Many of the criticisms above may be valid, but they are not criticisms of my point. If the government rejects some treatment, that saves taxpayers money, and then the person who still wants the treatment can buy her own.
David
DanT
Jun 23 2009 at 8:23am
This bill is political maneuvering which only works for a minority party which is completely out of power.
Medicare/Medicaid can only be financially stable by rationing treatment. Democratic politicians have been promising to make M/M financially stable but saying they won’t ration treatment, when they know they will. Republican politicians know it too.
The Democratic majority MUST defeat this bill to keep M/M financially stable and to lay the groundwork for their plans for future “health care” expansion. When they do, the Republican politicians can then show that Democratic politicians future “health care” expansion will require rationing and the Democratic politicians knew that all along.

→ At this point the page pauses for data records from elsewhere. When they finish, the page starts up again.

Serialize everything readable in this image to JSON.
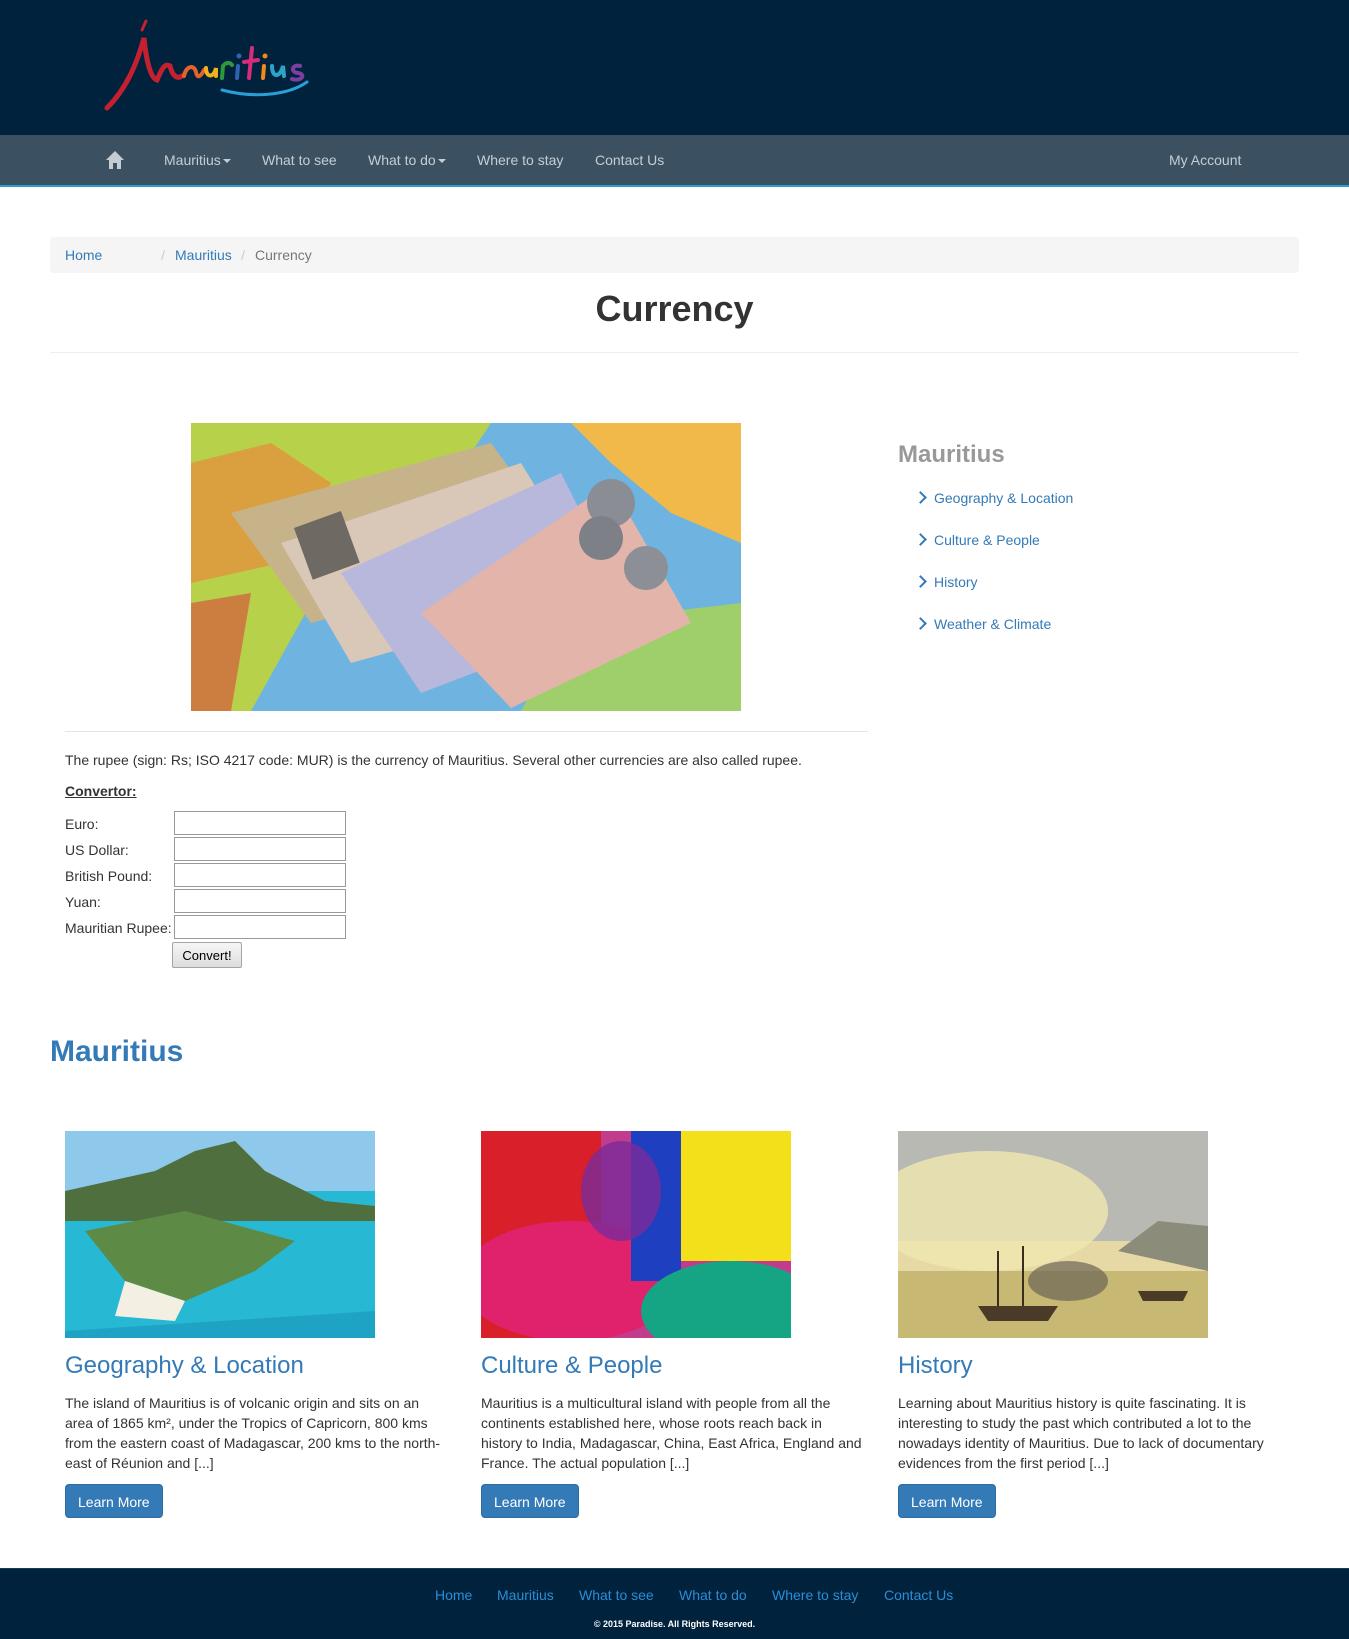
{
  "header": {
    "logo_text": "Mauritius"
  },
  "nav": {
    "home_icon": "home-icon",
    "items": [
      {
        "label": "Mauritius",
        "dropdown": true
      },
      {
        "label": "What to see",
        "dropdown": false
      },
      {
        "label": "What to do",
        "dropdown": true
      },
      {
        "label": "Where to stay",
        "dropdown": false
      },
      {
        "label": "Contact Us",
        "dropdown": false
      }
    ],
    "account": "My Account"
  },
  "breadcrumb": {
    "items": [
      "Home",
      "Mauritius",
      "Currency"
    ],
    "separator": "/"
  },
  "page_title": "Currency",
  "content": {
    "description": "The rupee (sign: Rs; ISO 4217 code: MUR) is the currency of Mauritius. Several other currencies are also called rupee.",
    "convertor_title": "Convertor:",
    "fields": [
      {
        "label": "Euro:",
        "value": ""
      },
      {
        "label": "US Dollar:",
        "value": ""
      },
      {
        "label": "British Pound:",
        "value": ""
      },
      {
        "label": "Yuan:",
        "value": ""
      },
      {
        "label": "Mauritian Rupee:",
        "value": ""
      }
    ],
    "convert_button": "Convert!"
  },
  "sidebar": {
    "title": "Mauritius",
    "links": [
      "Geography & Location",
      "Culture & People",
      "History",
      "Weather & Climate"
    ]
  },
  "section": {
    "title": "Mauritius",
    "cards": [
      {
        "title": "Geography & Location",
        "text": "The island of Mauritius is of volcanic origin and sits on an area of 1865 km², under the Tropics of Capricorn, 800 kms from the eastern coast of Madagascar, 200 kms to the north-east of Réunion and [...]",
        "button": "Learn More"
      },
      {
        "title": "Culture & People",
        "text": "Mauritius is a multicultural island with people from all the continents established here, whose roots reach back in history to India, Madagascar, China, East Africa, England and France. The actual population [...]",
        "button": "Learn More"
      },
      {
        "title": "History",
        "text": "Learning about Mauritius history is quite fascinating. It is interesting to study the past which contributed a lot to the nowadays identity of Mauritius. Due to lack of documentary evidences from the first period [...]",
        "button": "Learn More"
      }
    ]
  },
  "footer": {
    "links": [
      "Home",
      "Mauritius",
      "What to see",
      "What to do",
      "Where to stay",
      "Contact Us"
    ],
    "copyright": "© 2015 Paradise. All Rights Reserved."
  },
  "colors": {
    "header_bg": "#01223d",
    "nav_bg": "#3b5161",
    "link": "#337ab7",
    "accent_line": "#2a9fd6"
  }
}
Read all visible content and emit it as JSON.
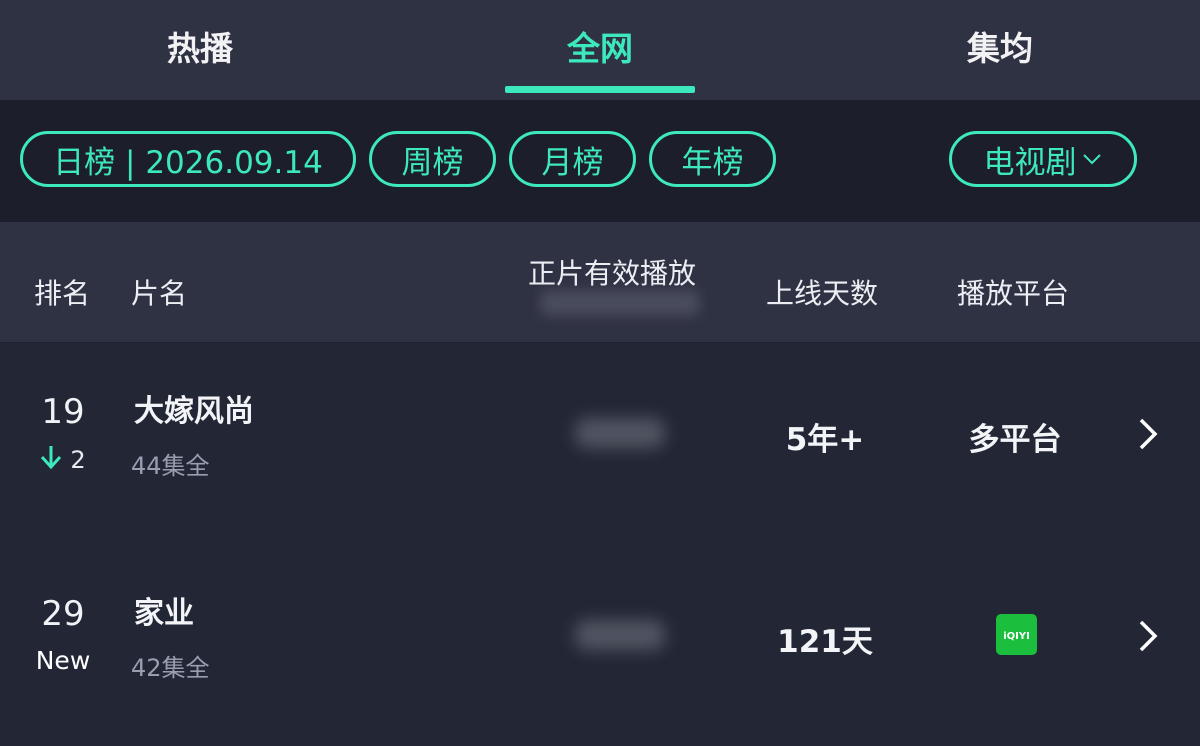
{
  "tabs": [
    {
      "label": "热播",
      "active": false
    },
    {
      "label": "全网",
      "active": true
    },
    {
      "label": "集均",
      "active": false
    }
  ],
  "filters": {
    "daily": "日榜 | 2026.09.14",
    "weekly": "周榜",
    "monthly": "月榜",
    "yearly": "年榜",
    "category": "电视剧"
  },
  "table_header": {
    "rank": "排名",
    "title": "片名",
    "plays": "正片有效播放",
    "days_online": "上线天数",
    "platform": "播放平台"
  },
  "rows": [
    {
      "rank": "19",
      "change": "2",
      "change_icon": "arrow-down-icon",
      "title": "大嫁风尚",
      "episodes": "44集全",
      "days_online": "5年+",
      "platform": "多平台"
    },
    {
      "rank": "29",
      "change": "New",
      "title": "家业",
      "episodes": "42集全",
      "days_online": "121天",
      "platform_logo": "iQIYI",
      "platform_logo_color": "#1bbf3d"
    }
  ],
  "colors": {
    "accent": "#3ee8bd",
    "background": "#232735",
    "header_bg": "#2f3243",
    "filter_bg": "#1c1f2b"
  }
}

In essence, these Republican politicians are introducing a bill they don’t want to pass so that the Democratic politicians will be forced to defeat it and reveal the hypocracy of their future “health care” plans.
We don’t see this tactic in power-sharing governments because then bipartisan action is needed to defeat it and it reveals the hypocracy of both political parties.
Dan Weber
Jun 23 2009 at 1:42pm
It sounds great to me that Medicare and Medicaid will only pay for procedures that have been proven to be effective.
It means that the government is only paying for things that work, and that we will still need a private sector that does things not “approved.”
One big problem is Congress: they meddle like hell in MedPAC right now. Such a board needs to be independent of Congress, like the Fed.
Bill Nichols
Jun 24 2009 at 8:39am
David R. Henderson writes:
Snip
…
Many of the criticisms above may be valid, but they are not criticisms of my point. If the government rejects some treatment, that saves taxpayers money, and then the person who still wants the treatment can buy her own.
David
You have missed an alternative. Government rejection of payment for a treatment does not necessarily reduce cost. Rather than pay out of pocket, the consumer may opt for a government approved treatment, which may be more expensive, and may or may not be more effective under the circumstances. The point being, the algorithm need not minimize cost to the taxpayer.
A more fundamental false alternative fallacy results from Krugman beginning the analysis with the status quo and making small adjustments from that starting point. Moreover, if one begins with the assumption that absent government control, profit seeking doctors will prescribe ineffective treatments, any crude government approach seems unlikely to be effective against a more nimble adversary.
Steve Roth
Jun 25 2009 at 11:47am
>(Pardon the preposition at the end of the sentence.)
This is profoundly telling. It reveals a slavish, unconsidered adherence to a ridiculous and unfounded grammatical principle which has currency only among small-minded pedants. (cf. for another wonderful example, Pinker’s NYT Op-Ed on Roberts’ inaugural mis-speak.)
Winston Churchill (whose virility is so enthusiastically touted by the right, ignoring the fact that he was an elitist intellectual of the very type they so love to vilify) put paid to this foolishness in a marginal comment in one of his manuscripts, replying to an editor who had corrected one of his sentences because it ended in a preposition:
“This is something up with which I will not put!”
Is it possible that this current instance reveals a mind prone to slavish, unthinking adherence to ridiculous and unsupportable truisms? The kind of “loyalty” to arbitrary established rules and nostrums that delivered us a president who actually believed that everything he needed to know he learned in kindergarten?